Sechs Fraktionen im neuen Landtag

Am 14. März 2021 hat Rheinland-Pfalz zum 18. Mal einen neuen Landtag gewählt. Erneut ging die SPD als stärkste Kraft aus den Wahlen hervor. Die Freien Wähler ziehen erstmals in den Landtag ein, der in der neuen Wahlperiode aus insgesamt sechs Fraktionen besteht.

Die Wahlbeteiligung lag bei 64,4 Prozent. Das Wahlergebnis und alle weiteren statistischen Details rund um die Landtagswahl sind zu finden unter https://www.wahlen.rlp.de.

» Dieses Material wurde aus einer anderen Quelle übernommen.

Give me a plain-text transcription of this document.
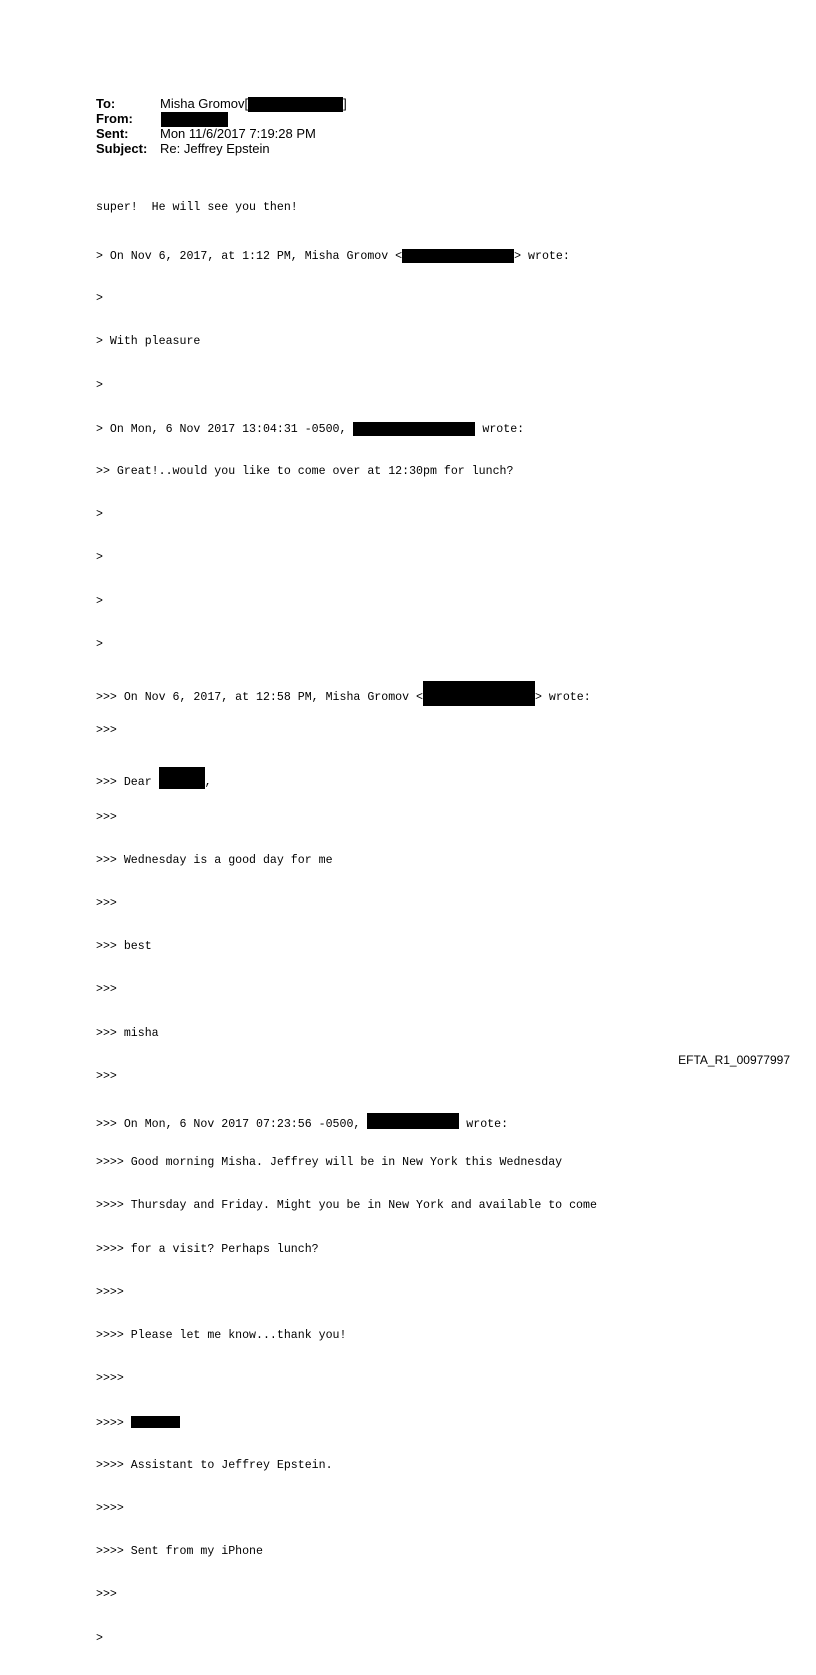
To:	Misha Gromov[	]
From:
Sent:	Mon 11/6/2017 7:19:28 PM
Subject: Re: Jeffrey Epstein

super!  He will see you then!

> On Nov 6, 2017, at 1:12 PM, Misha Gromov <	> wrote:

>

> With pleasure

>

> On Mon, 6 Nov 2017 13:04:31 -0500,	wrote:

>> Great!..would you like to come over at 12:30pm for lunch?

>

>

>

>

>>> On Nov 6, 2017, at 12:58 PM, Misha Gromov <	> wrote:

>>>

>>> Dear	,

>>>

>>> Wednesday is a good day for me

>>>

>>> best

>>>

>>> misha

>>>

>>> On Mon, 6 Nov 2017 07:23:56 -0500,	wrote:

>>>> Good morning Misha. Jeffrey will be in New York this Wednesday

>>>> Thursday and Friday. Might you be in New York and available to come

>>>> for a visit? Perhaps lunch?

>>>>

>>>> Please let me know...thank you!

>>>>

>>>>

>>>> Assistant to Jeffrey Epstein.

>>>>

>>>> Sent from my iPhone

>>>

>

EFTA_R1_00977997
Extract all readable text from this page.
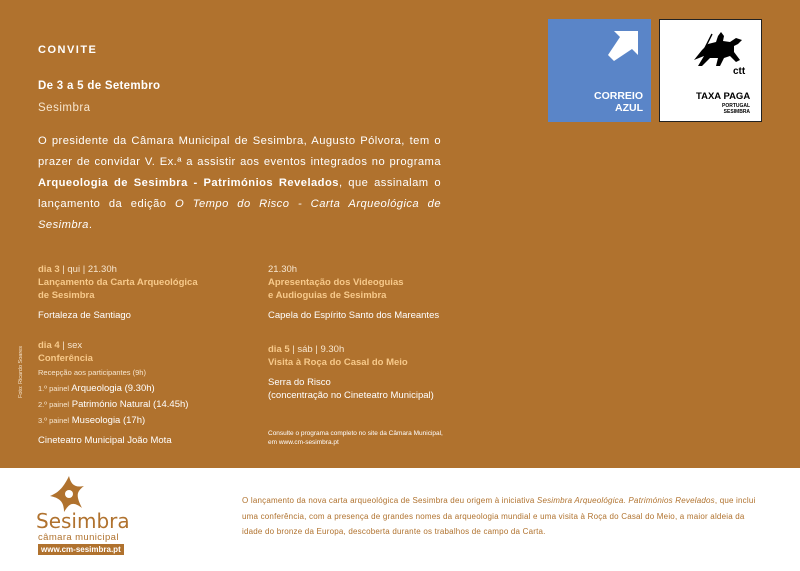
CONVITE
De 3 a 5 de Setembro
Sesimbra
O presidente da Câmara Municipal de Sesimbra, Augusto Pólvora, tem o prazer de convidar V. Ex.ª a assistir aos eventos integrados no programa Arqueologia de Sesimbra - Patrimónios Revelados, que assinalam o lançamento da edição O Tempo do Risco - Carta Arqueológica de Sesimbra.
dia 3 | qui | 21.30h
Lançamento da Carta Arqueológica
de Sesimbra
Fortaleza de Santiago
dia 4 | sex
Conferência
Recepção aos participantes (9h)
1.º painel Arqueologia (9.30h)
2.º painel Património Natural (14.45h)
3.º painel Museologia (17h)
Cineteatro Municipal João Mota
21.30h
Apresentação dos Videoguias
e Audioguias de Sesimbra
Capela do Espírito Santo dos Mareantes
dia 5 | sáb | 9.30h
Visita à Roça do Casal do Meio
Serra do Risco
(concentração no Cineteatro Municipal)
Consulte o programa completo no site da Câmara Municipal,
em www.cm-sesimbra.pt
Foto: Ricardo Soares
CORREIO
AZUL
ctt
TAXA PAGA
PORTUGAL
SESIMBRA
Sesimbra
câmara municipal
www.cm-sesimbra.pt
O lançamento da nova carta arqueológica de Sesimbra deu origem à iniciativa Sesimbra Arqueológica. Patrimónios Revelados, que inclui uma conferência, com a presença de grandes nomes da arqueologia mundial e uma visita à Roça do Casal do Meio, a maior aldeia da idade do bronze da Europa, descoberta durante os trabalhos de campo da Carta.
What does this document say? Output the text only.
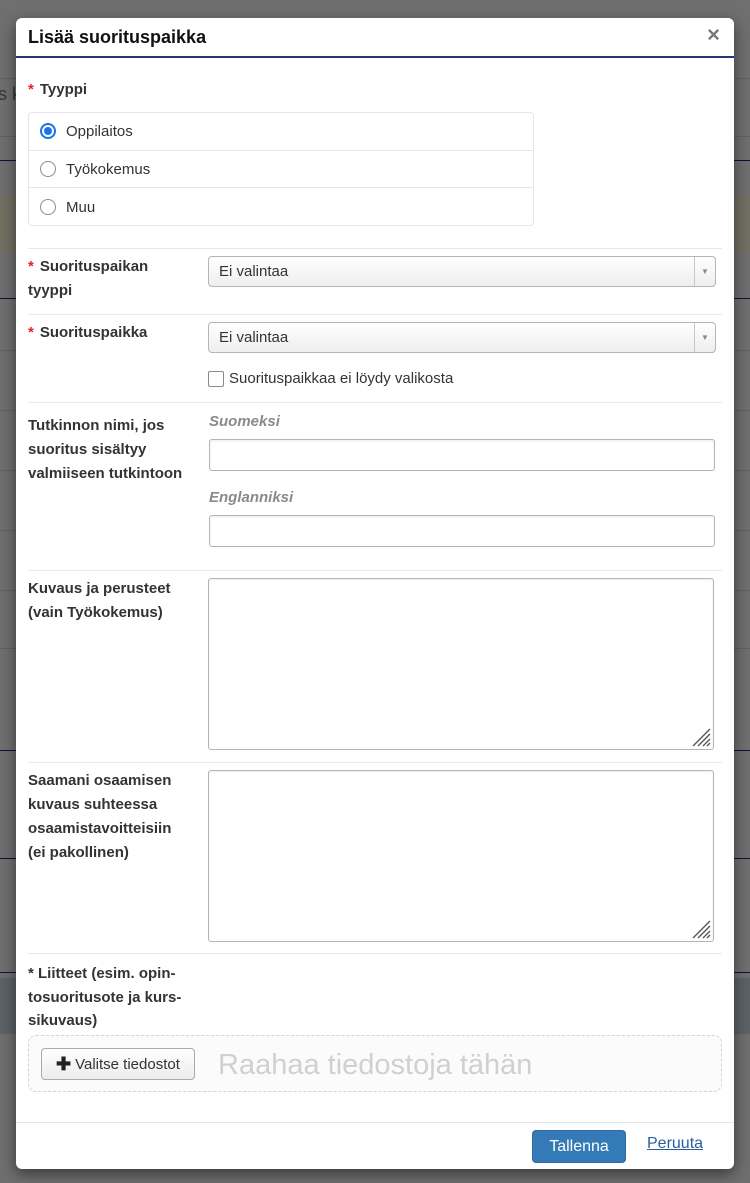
Lisää suorituspaikka	×
* Tyyppi
Oppilaitos
Työkokemus
Muu
* Suorituspaikan
tyyppi
Ei valintaa	▼
* Suorituspaikka	Ei valintaa	▼
Suorituspaikkaa ei löydy valikosta
Tutkinnon nimi, jos
suoritus sisältyy
valmiiseen tutkintoon
Suomeksi
Englanniksi
Kuvaus ja perusteet
(vain Työkokemus)
Saamani osaamisen
kuvaus suhteessa
osaamistavoitteisiin
(ei pakollinen)
* Liitteet (esim. opin-
tosuoritusote ja kurs-
sikuvaus)
✚ Valitse tiedostot Raahaa tiedostoja tähän
Tallenna	Peruuta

Nach dem vorläufigen Endergebnis kommen die einzelnen Fraktionen auf folgende Stimmanteile: SPD: 35,7 Prozent, CDU: 27,7 Prozent, Bündnis 90/Die Grünen: 9,3 Prozent, AfD: 8,3 Prozent, FDP: 5,5 Prozent, Freie Wähler: 5,4 Prozent. Die Wahlbeteiligung ist von 70,4 bei der Landtagswahl 2016 auf diesmal 64,4 Prozent zurückgegangen.

Begleitet wurde die Wahl von einer hohen nationalen wie internationalen medialen Aufmerksamkeit. Erstmals fand dabei, gemeinsam mit Baden-Württemberg, eine Landtagswahl unter Pandemiebedingungen statt. Vor diesem Hintergrund galt im Landtag ein striktes Hygienekonzept.   Den im Parlament vertretenen Fraktionen standen im Innenhof des Abgeordnetenhauses eigene Statement-Plattformen sowie Interviewzonen der Medien für den Pressekontakt zur Verfügung. Zudem wurden von den öffentlich-rechtlichen Sendern und privaten Sendegemeinschaften Studiozelte auf Plätzen in Nähe des derzeit sanierten Deutschhauses, des ursprünglichen Sitzes des rheinland-pfälzischen Landtags, aufgebaut. Im Deutschhaus soll dann auch, wenn es die Pandemie zulässt, am 18. Mai 2021 die konstituierende Sitzung des neuen Landtags stattfinden.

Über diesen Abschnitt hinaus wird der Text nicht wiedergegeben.